Long before Francis Fukuyama popularized the phrase in the 1990s, the French philosopher and government official, Alexandre Kojève, had come up with his own theory about “the end of history.” Kojève thought that egalitarianism in the French model–an admixture of liberalism and socialism–was the telos to which the ages had been tending, and that further debate among competing political and ideological commitments had become unnecessary. Kojève did not have too much impact in America, but he had a large influence in Europe, and was important in the founding of the European Economic Community, the predecessor of today’s European Union, the current state of which shows, yet again, that one should always view confident statements about history’s end with some caution.

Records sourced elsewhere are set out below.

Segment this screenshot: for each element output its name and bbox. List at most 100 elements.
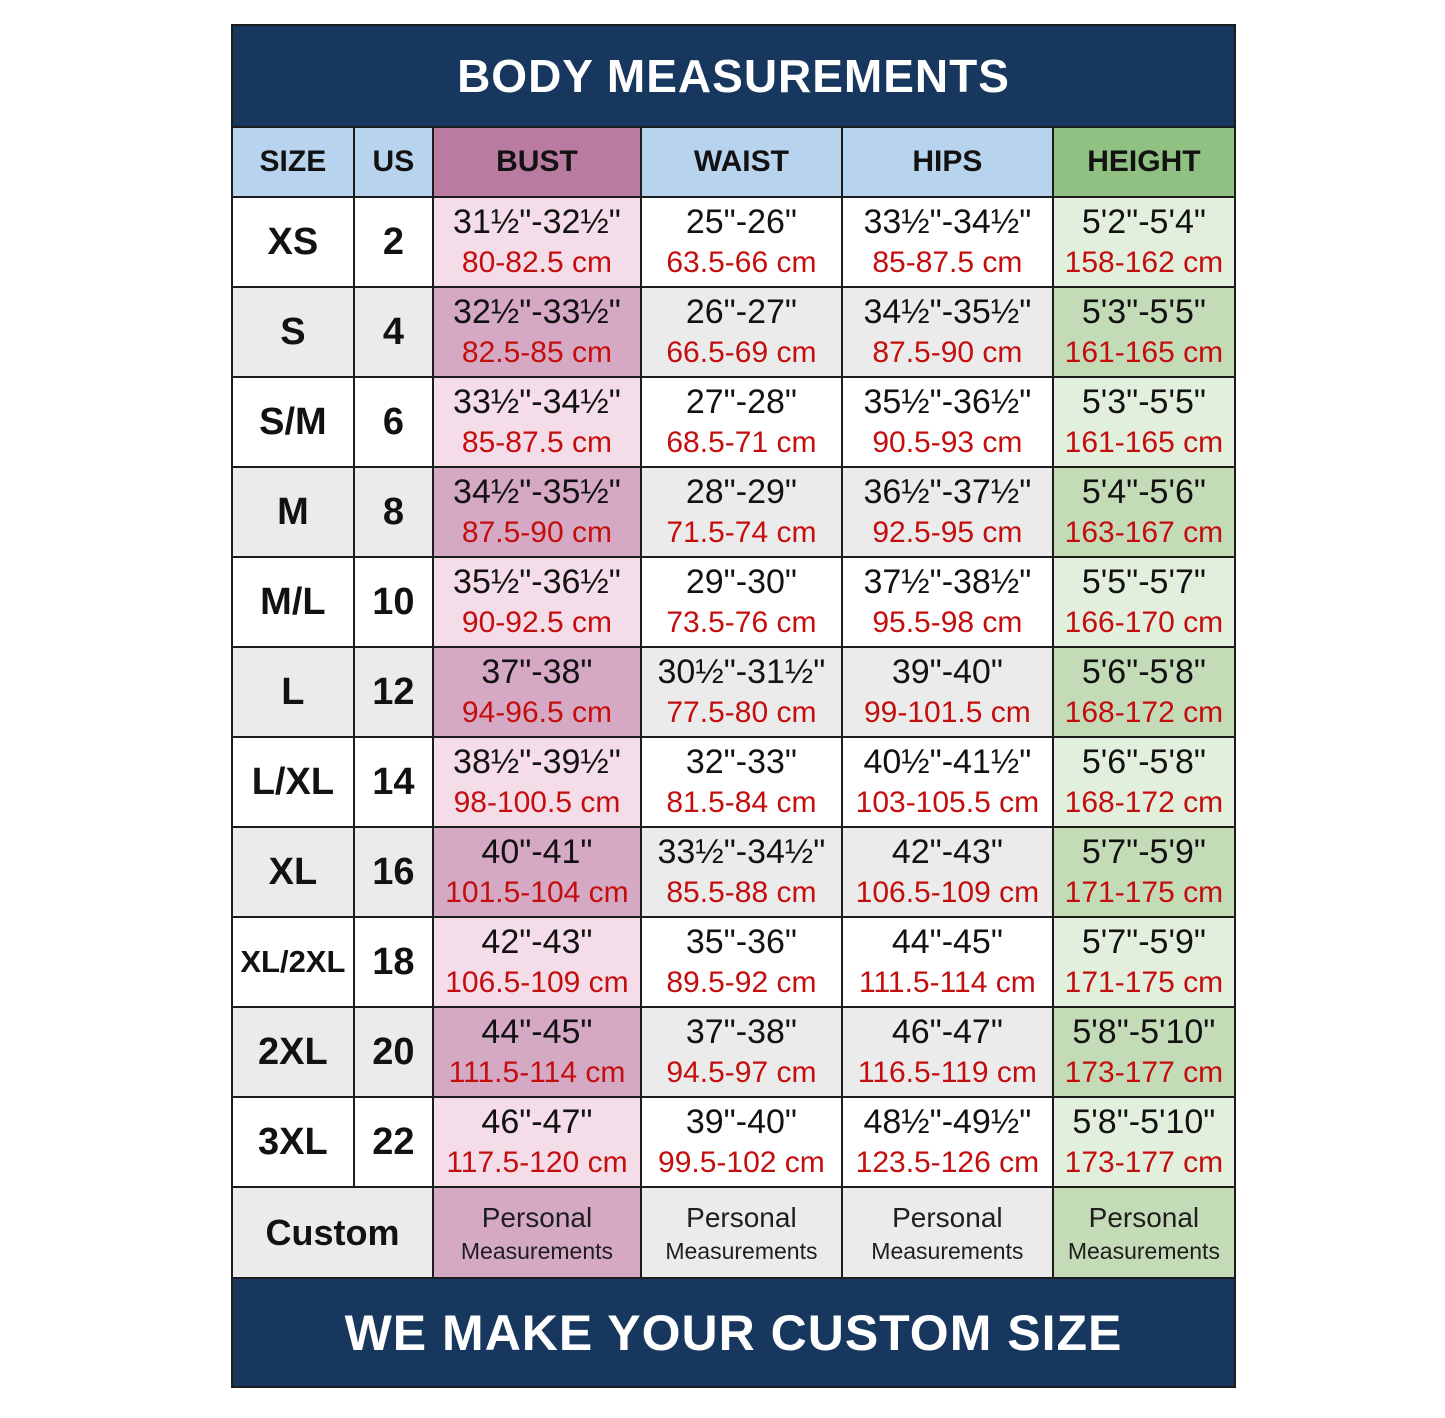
bust-cm: 82.5-85 cm (461, 336, 612, 369)
us-cell: 4 (354, 288, 432, 376)
waist-cell: 30½"-31½" 77.5-80 cm (641, 648, 841, 736)
height-inches: 5'5"-5'7" (1081, 563, 1206, 601)
waist-cm: 81.5-84 cm (666, 786, 817, 819)
waist-inches: 29"-30" (685, 563, 797, 601)
hips-cell: 40½"-41½" 103-105.5 cm (842, 738, 1052, 826)
bust-cell: 40"-41" 101.5-104 cm (434, 828, 640, 916)
bust-cell: 42"-43" 106.5-109 cm (434, 918, 640, 1006)
bust-inches: 35½"-36½" (453, 563, 621, 601)
height-inches: 5'2"-5'4" (1081, 203, 1206, 241)
waist-cell: 27"-28" 68.5-71 cm (641, 378, 841, 466)
bust-cell: 34½"-35½" 87.5-90 cm (434, 468, 640, 556)
height-cm: 163-167 cm (1064, 516, 1224, 549)
height-cm: 161-165 cm (1064, 336, 1224, 369)
us-cell: 10 (354, 558, 432, 646)
personal-text: Personal (892, 1201, 1003, 1233)
waist-cell: 25"-26" 63.5-66 cm (641, 198, 841, 286)
size-label: XS (267, 220, 319, 263)
bust-cm: 101.5-104 cm (445, 876, 629, 909)
us-cell: 22 (354, 1098, 432, 1186)
size-cell: L (233, 648, 353, 736)
height-inches: 5'8"-5'10" (1072, 1103, 1216, 1141)
height-cell: 5'3"-5'5" 161-165 cm (1053, 378, 1234, 466)
height-cm: 166-170 cm (1064, 606, 1224, 639)
bust-cell: 32½"-33½" 82.5-85 cm (434, 288, 640, 376)
height-inches: 5'7"-5'9" (1081, 923, 1206, 961)
waist-inches: 27"-28" (685, 383, 797, 421)
us-size-label: 12 (372, 670, 415, 713)
bust-inches: 44"-45" (481, 1013, 593, 1051)
bust-cm: 117.5-120 cm (446, 1146, 628, 1179)
hips-inches: 42"-43" (891, 833, 1003, 871)
measurements-text: Measurements (665, 1237, 818, 1264)
waist-inches: 30½"-31½" (657, 653, 826, 691)
height-inches: 5'3"-5'5" (1081, 383, 1206, 421)
column-header-height: HEIGHT (1053, 128, 1234, 196)
bust-cm: 106.5-109 cm (445, 966, 629, 999)
column-header-hips: HIPS (842, 128, 1052, 196)
bust-inches: 32½"-33½" (453, 293, 621, 331)
height-inches: 5'6"-5'8" (1081, 653, 1206, 691)
waist-cm: 77.5-80 cm (666, 696, 817, 729)
chart-footer: WE MAKE YOUR CUSTOM SIZE (233, 1279, 1234, 1386)
personal-text: Personal (686, 1201, 797, 1233)
size-cell: 2XL (233, 1008, 353, 1096)
waist-inches: 37"-38" (685, 1013, 797, 1051)
waist-cell: 37"-38" 94.5-97 cm (641, 1008, 841, 1096)
bust-inches: 34½"-35½" (453, 473, 621, 511)
us-cell: 18 (354, 918, 432, 1006)
personal-text: Personal (481, 1201, 593, 1233)
height-cell: 5'4"-5'6" 163-167 cm (1053, 468, 1234, 556)
bust-cm: 111.5-114 cm (448, 1056, 626, 1089)
hips-inches: 44"-45" (891, 923, 1003, 961)
bust-cell: 33½"-34½" 85-87.5 cm (434, 378, 640, 466)
waist-cell: 33½"-34½" 85.5-88 cm (641, 828, 841, 916)
size-cell: 3XL (233, 1098, 353, 1186)
bust-cell: 35½"-36½" 90-92.5 cm (434, 558, 640, 646)
hips-cell: 39"-40" 99-101.5 cm (842, 648, 1052, 736)
measurements-text: Measurements (1067, 1237, 1220, 1264)
height-cell: 5'8"-5'10" 173-177 cm (1053, 1098, 1234, 1186)
waist-cell: 29"-30" 73.5-76 cm (641, 558, 841, 646)
bust-inches: 37"-38" (481, 653, 593, 691)
custom-bust-cell: Personal Measurements (434, 1188, 640, 1277)
bust-cell: 31½"-32½" 80-82.5 cm (434, 198, 640, 286)
height-cm: 171-175 cm (1064, 876, 1224, 909)
us-size-label: 22 (372, 1120, 415, 1163)
size-label: L/XL (251, 760, 335, 803)
waist-cell: 26"-27" 66.5-69 cm (641, 288, 841, 376)
size-cell: M (233, 468, 353, 556)
us-size-label: 4 (382, 310, 404, 353)
height-inches: 5'3"-5'5" (1081, 293, 1206, 331)
bust-cm: 85-87.5 cm (461, 426, 612, 459)
size-label: 3XL (258, 1120, 328, 1163)
waist-cm: 94.5-97 cm (666, 1056, 817, 1089)
bust-cm: 80-82.5 cm (461, 246, 612, 279)
size-label: M/L (260, 580, 326, 623)
height-cell: 5'6"-5'8" 168-172 cm (1053, 738, 1234, 826)
hips-cell: 42"-43" 106.5-109 cm (842, 828, 1052, 916)
waist-inches: 26"-27" (685, 293, 797, 331)
personal-text: Personal (1088, 1201, 1200, 1233)
measurements-text: Measurements (460, 1237, 614, 1264)
bust-inches: 40"-41" (481, 833, 593, 871)
hips-cell: 46"-47" 116.5-119 cm (842, 1008, 1052, 1096)
us-size-label: 18 (372, 940, 415, 983)
chart-title: BODY MEASUREMENTS (233, 26, 1234, 126)
waist-inches: 39"-40" (685, 1103, 797, 1141)
height-cell: 5'3"-5'5" 161-165 cm (1053, 288, 1234, 376)
hips-cm: 95.5-98 cm (872, 606, 1023, 639)
size-cell: M/L (233, 558, 353, 646)
waist-cm: 99.5-102 cm (658, 1146, 825, 1179)
size-cell: XL (233, 828, 353, 916)
height-cell: 5'7"-5'9" 171-175 cm (1053, 918, 1234, 1006)
body-measurements-chart: BODY MEASUREMENTS SIZE US BUST WAIST HIP… (231, 24, 1236, 1388)
bust-inches: 33½"-34½" (453, 383, 621, 421)
height-cell: 5'6"-5'8" 168-172 cm (1053, 648, 1234, 736)
bust-cm: 90-92.5 cm (461, 606, 612, 639)
us-size-label: 10 (372, 580, 415, 623)
size-label: S (280, 310, 306, 353)
us-cell: 16 (354, 828, 432, 916)
us-cell: 14 (354, 738, 432, 826)
bust-cell: 37"-38" 94-96.5 cm (434, 648, 640, 736)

Later this fall, Columbia University Press will release a new translation (by Jeff Love) of Kojève’s unfinished book, Atheism, the central theme of which appears to be the impossibility of finding any real source of transcendent authority outside politics. Sounds very much like a Eurocrat, actually. Here is the description from Columbia’s website:
One of the twentieth century’s most brilliant and unconventional thinkers, Alexandre Kojève was a Russian émigré to France whose lectures on Hegel in the 1930s galvanized a generation of French intellectuals. Although Kojève wrote a great deal, he published very little in his lifetime, and so the ongoing rediscovery of his work continues to present new challenges to philosophy and political theory. Written in 1931 but left unfinished, Atheism is an erudite and open-ended exploration of profound questions of estrangement, death, suicide, and the infinite that demonstrates the range and the provocative power of Kojève’s thought.

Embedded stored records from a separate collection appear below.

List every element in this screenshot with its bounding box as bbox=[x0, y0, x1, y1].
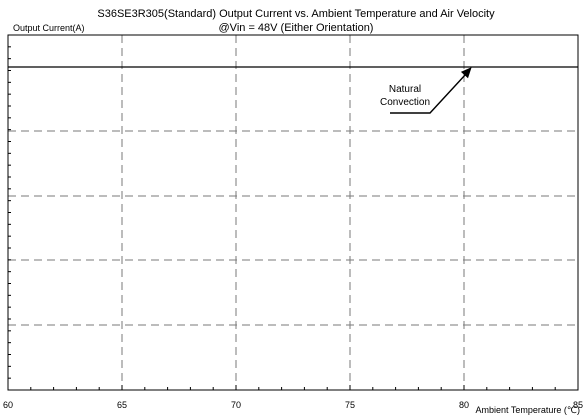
annotation-label-line: Natural bbox=[389, 84, 421, 95]
y-axis-label: Output Current(A) bbox=[13, 23, 85, 33]
plot-frame bbox=[7, 34, 579, 391]
x-tick-label: 75 bbox=[345, 400, 355, 410]
annotation-arrowhead bbox=[460, 67, 472, 79]
chart-subtitle: @Vin = 48V (Either Orientation) bbox=[219, 22, 374, 34]
annotation-leader-line bbox=[390, 71, 469, 114]
x-tick-labels: 60 65 70 75 80 85 bbox=[3, 400, 583, 410]
x-tick-label: 70 bbox=[231, 400, 241, 410]
x-axis-label: Ambient Temperature (℃) bbox=[476, 405, 580, 415]
chart-title: S36SE3R305(Standard) Output Current vs. … bbox=[97, 8, 495, 20]
grid-layer bbox=[8, 35, 578, 390]
annotation-layer: Natural Convection bbox=[380, 67, 472, 114]
x-tick-label: 85 bbox=[573, 400, 583, 410]
x-tick-label: 80 bbox=[459, 400, 469, 410]
x-tick-label: 65 bbox=[117, 400, 127, 410]
annotation-label-line: Convection bbox=[380, 97, 430, 108]
x-tick-label: 60 bbox=[3, 400, 13, 410]
tick-layer bbox=[7, 34, 579, 391]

Ranging across Heidegger, Buddhism, Christianity, German idealism, Russian literature, and mathematics, Kojève advances a novel argument about freedom and authority. He investigates the possibility that there is not any vantage point or source of authority—including philosophy, science, or God—that is outside or beyond politics and the world as we experience it. The question becomes whether atheism—or theism—is even a meaningful position since both affirmation and denial of God’s existence imply a knowledge that seems clearly outside our capacities. Masterfully translated by Jeff Love, this book offers a striking new perspective on Kojève’s work and its implications for theism, atheism, politics, and freedom.
“Research Handbook on Law and Religion” (Adhar, ed.)
To start off our book posts this week, here is a forthcoming volume from Edward Elgar that looks great, the Research Handbook on Law and Religion, edited by our friend, Rex Adhar (University of Otago, New Zealand). The list of contributors, including our sometime guest bloggers, Michael Helfand and Steve Smith, and Tradition Project participants Perry Dane and Hans-Martien ten Napel (also Steve, wearing a different hat!), is quite impressive, indeed. The volume addresses law and religion from a comparative perspective, which is always helpful. Here’s the description from the publisher’s website:
Offering an interdisciplinary, international and philosophical perspective, this comprehensive Research Handbook explores both perennial and recent legal issues that concern the modern state and its interaction with religious communities and individuals.
Providing in-depth, original analysis the book includes studies of a wide array of nation states, such as India and Turkey, which each have their own complex issues centered on law, religion and the interactions between the two. Longstanding issues of religious liberty are explored such as the right of conscientious objection, religious confession privilege and the wearing of religious apparel. The contested meanings of the secular state and religious neutrality are revisited from different perspectives and the reality of the international human rights protections for religious freedom are analysed.
Timely and astute, this discerning Research Handbook will be a valuable resource for both academics and researchers interested in the many topics surrounding law and religion. Lawyers and practitioners will also appreciate the clarity with which the rights of religious liberty, and the challenges in making these compatible with state law, are presented.